NEWS
audubon 0.6.3 (2026-04-22)
- Modified some examples and tests to address addtional issues on CRAN.
- Japanese locale-dependent examples are no longer run on CRAN.
- Simplified phrase-based wrapping locale.
audubon 0.6.2 (2026-01-09)
- Modified some examples to address addtional issues on CRAN. There are no user-facing changes.
audubon 0.6.1 (2025-12-21)
New features
- Added
label_wrap_jp() and label_wrap_jp_gen() for Japanese word wrapping in ggplot2 labellers.
- Added
label_date_jp() and label_date_jp_gen() for Japanese calendar date labels in ggplot2.
- Added
strj_parse_date() to parse Japanese calendar date strings into POSIXct values.
Changes
- Removed
mecab and sudachipy engines and related arguments from strj_tokenize().
- Removed functions overlapping with those provided by the gibasa package. Users requiring morphological analysis or related features should use gibasa.
Other
- Performed internal refactoring and maintenance improvements.
audubon 0.5.2 (2024-04-27)
- Corrected probabilistic IDF calculation by
global_idf3.
- Refactored
bind_tf_idf2.
- Changed behavior when
norm=TRUE. Cosine nomalization is now performed on tf_idf values as in the RMeCab package.
- Added
tf="itf" and idf="df" options.
- Refactored
pack for performance.
audubon 0.5.1 (2023-05-02)
- Refactored
tokenize_mecab and tokenize_sudachipy.
audubon 0.5.0 (2023-03-04)
- Added
bind_lr function which can calculate the 'LR' value of bigrams.
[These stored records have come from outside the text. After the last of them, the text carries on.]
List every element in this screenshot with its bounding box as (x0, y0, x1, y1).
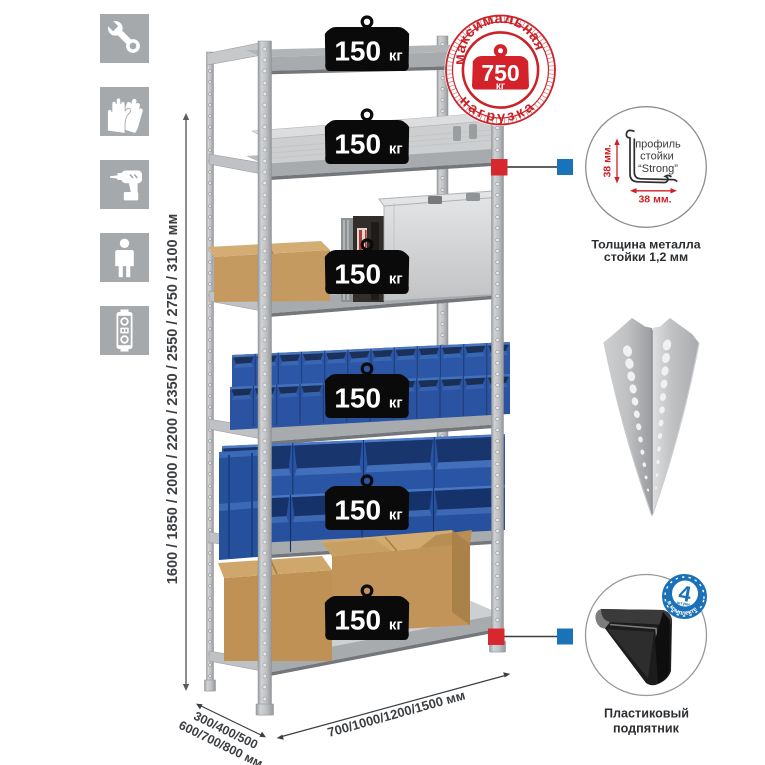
svg-text:700/1000/1200/1500 мм: 700/1000/1200/1500 мм (326, 687, 467, 739)
svg-text:38 мм.: 38 мм. (602, 144, 614, 177)
svg-text:кг: кг (496, 81, 505, 92)
svg-text:подпятник: подпятник (613, 722, 680, 736)
svg-text:38 мм.: 38 мм. (638, 194, 671, 206)
svg-text:Пластиковый: Пластиковый (604, 707, 689, 721)
svg-text:профиль: профиль (635, 139, 681, 151)
svg-text:1600 / 1850 / 2000 / 2200 / 23: 1600 / 1850 / 2000 / 2200 / 2350 / 2550 … (165, 214, 181, 585)
svg-text:стойки: стойки (640, 151, 674, 163)
svg-text:“Strong”: “Strong” (638, 163, 678, 175)
svg-text:стойки 1,2 мм: стойки 1,2 мм (604, 250, 688, 264)
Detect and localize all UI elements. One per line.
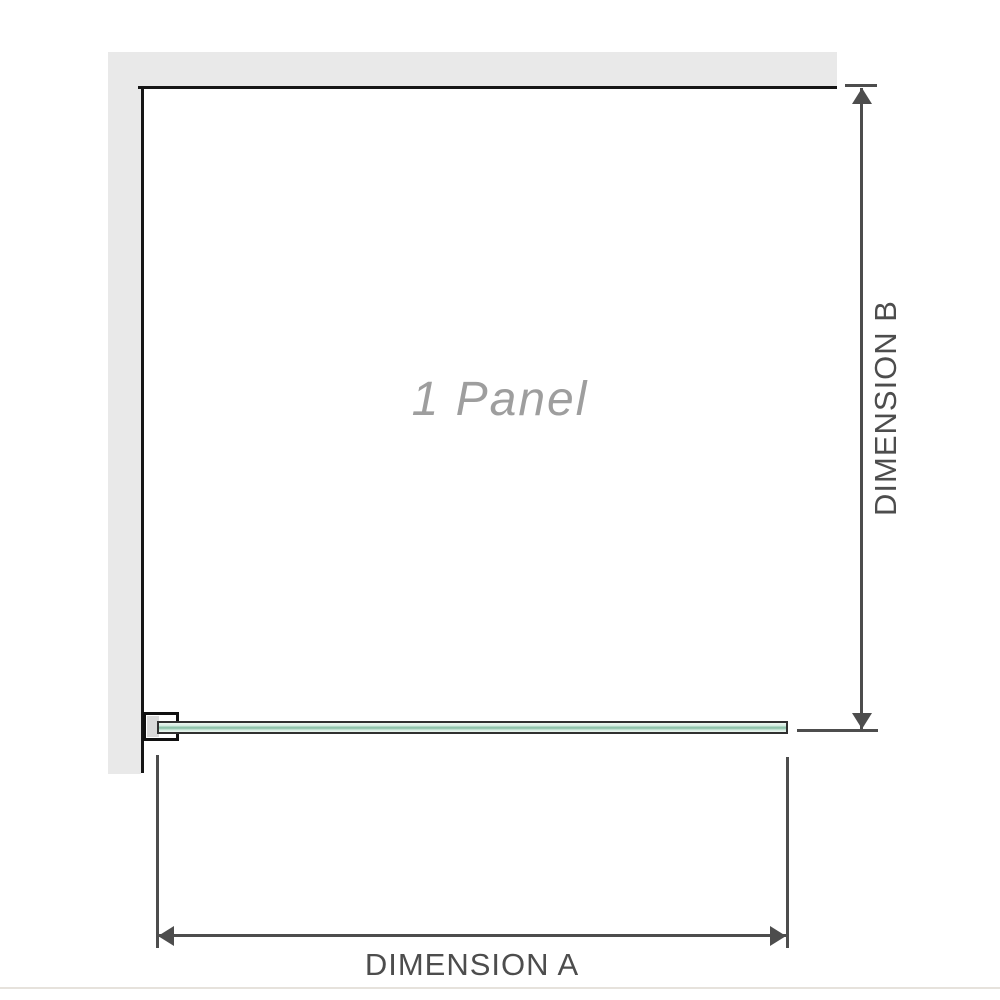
dimension-b-arrow-up-icon xyxy=(852,88,872,104)
top-wall xyxy=(108,52,837,86)
image-bottom-divider xyxy=(0,987,1000,989)
dimension-b-top-tick xyxy=(845,84,877,87)
left-wall xyxy=(108,52,141,774)
dimension-a-arrow-right-icon xyxy=(770,926,786,946)
left-wall-inner-edge xyxy=(141,86,144,773)
dimension-a-arrow-left-icon xyxy=(158,926,174,946)
dimension-b-bottom-tick xyxy=(797,729,878,732)
dimension-a-left-extension xyxy=(156,755,159,948)
top-wall-inner-edge xyxy=(138,86,837,89)
dimension-a-line xyxy=(158,934,786,937)
dimension-a-right-extension xyxy=(786,757,789,948)
glass-panel xyxy=(157,721,788,734)
dimension-a-label: DIMENSION A xyxy=(158,947,786,983)
dimension-b-line xyxy=(860,88,863,730)
dimension-b-label: DIMENSION B xyxy=(868,300,904,516)
panel-count-label: 1 Panel xyxy=(300,372,700,427)
dimension-b-arrow-down-icon xyxy=(852,713,872,729)
panel-dimension-diagram: 1 Panel DIMENSION B DIMENSION A xyxy=(0,0,1000,1000)
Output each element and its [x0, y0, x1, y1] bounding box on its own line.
pack now always returns a tibble, not a data.frame.
audubon 0.4.0 (2022-12-15)
- Added some new functions.
bind_tf_idf2 can calculate and bind the term frequency, inverse document frequency, and tf-idf of the tidy text dataset.
collapse_tokens, mute_tokens, and lexical_density can be used for handling a tidy text dataset of tokens.
strj_tokenize now preserves the original order of text names.
prettify now can get delim argument.
audubon 0.3.0 (2022-07-22)
- Updated
strj_fill_iter_mark function.
strj_fill_iter_mark now replaces a sequence of iteration marks recursively.
- Updated
strj_tokenize function.
strj_tokenize now can retrieve engine argument to switch tokenizers for splitting text into tokens.
audubon 0.2.0 (2022-05-24)
- Updated
ngram_tokenizer function.
- Added a wrapper function of the 'TinySegmenter' written by Taku Kudo.
audubon 0.1.2 (2022-04-02)
- Updated
pack function.
- Switched arguments order of
pack function. pack now accepts pull as its second argument and n as its third argument.
pull now can accept a symbol.
audubon 0.1.1 (2022-02-14)
audubon 0.1.0
- Relicensed as Apache License, Version 2.0.
- Added a
NEWS.md file to track changes to the package.